I began painting with Liquitex acrylic ink, which has a particular vividness all its own. It handles somewhat like watercolour and blends well. I found that some of my watercolour technique was not usable with these inks but I really wanted to use just the inks, so I persisted. Why did I start here? I am left handed and this was the most comfortable place rest my brush. I decided at the outset that I would not approach this like a painting, by developing the whole surface. Instead I used the technique that I normally use for my ink drawings, fully developing one area before moving on.
At this stage I moved up because I wanted to paint the bird. I needed something “real” to set up the weirder subject matter. It also established a scale in an image where scale is otherwise almost impossible to determine. I remember feeling really good about the paint on the paper at this point and started working in some darker values. I wasn’t initially sure about the green gown but I knew it would take its proper place in the composition as I went along.
And then downward. With the side developing nicely I knew I had to work along the bottom to establish the foreground plane. It was around this point that I decided on a strategy of working around the border/ frame.
Painting this area was a lot of fun because I got to work on the fungus and introduce some different values. I liked the way the rust of the fungus picked up some of the colour in the fairy wing.

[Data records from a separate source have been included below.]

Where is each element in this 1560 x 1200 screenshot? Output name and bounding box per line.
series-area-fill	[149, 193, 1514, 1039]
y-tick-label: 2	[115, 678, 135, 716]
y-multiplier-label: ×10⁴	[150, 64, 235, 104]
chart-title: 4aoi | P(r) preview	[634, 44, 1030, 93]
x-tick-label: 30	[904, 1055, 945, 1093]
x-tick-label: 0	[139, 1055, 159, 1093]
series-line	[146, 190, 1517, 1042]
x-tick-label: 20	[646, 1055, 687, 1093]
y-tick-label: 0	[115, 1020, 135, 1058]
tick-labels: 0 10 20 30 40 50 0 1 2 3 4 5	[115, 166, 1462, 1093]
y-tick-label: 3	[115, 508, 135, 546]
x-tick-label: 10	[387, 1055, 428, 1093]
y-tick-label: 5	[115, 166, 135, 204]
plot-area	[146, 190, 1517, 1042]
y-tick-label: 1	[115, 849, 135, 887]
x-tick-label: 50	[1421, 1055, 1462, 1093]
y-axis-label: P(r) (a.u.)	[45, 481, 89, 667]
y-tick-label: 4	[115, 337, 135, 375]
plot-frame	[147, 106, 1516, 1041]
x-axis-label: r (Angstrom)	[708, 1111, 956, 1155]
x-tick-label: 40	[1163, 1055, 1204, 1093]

When working on a piece like this with a lot of moving parts I think it is important to create zones of interest. Each area of this composition has something for the viewer to look at. It also gave me the opportunity to work on something different, which is highly motivating; there was always another bit to push me on. Motivation was key on this piece because the timeline for production was very tight. Deadlines! About this time I realized that I needed some red. It was like tasting a soup and knowing it needed salt. Originally the feather was to be a crow feather, but I intuitively realized that it belonged to a cardinal. The red worked nicely against the green tree man.
Now I moved to the upper register. Spatially, the two upper figures are closer than the figures at the side. To stand out, the figures needed to be larger than the others. I emphasized the difference by introducing bolder colours, particularly the blue, which I feared was going to drip down the entire painting as I worked it very quickly.
At this point I was beginning to see the finished piece. I ordered the frame! I wanted to carefully preserve the luminosity in the clearing. It meant that I had to restrain my usual proclivity to go subatomic on the detail.
All images © Richard A. Kirk. Any reuse is strictly prohibited without permission of Richard A. Kirk
And finished. The Fairy Feller’s Master-stroke ready for the framer.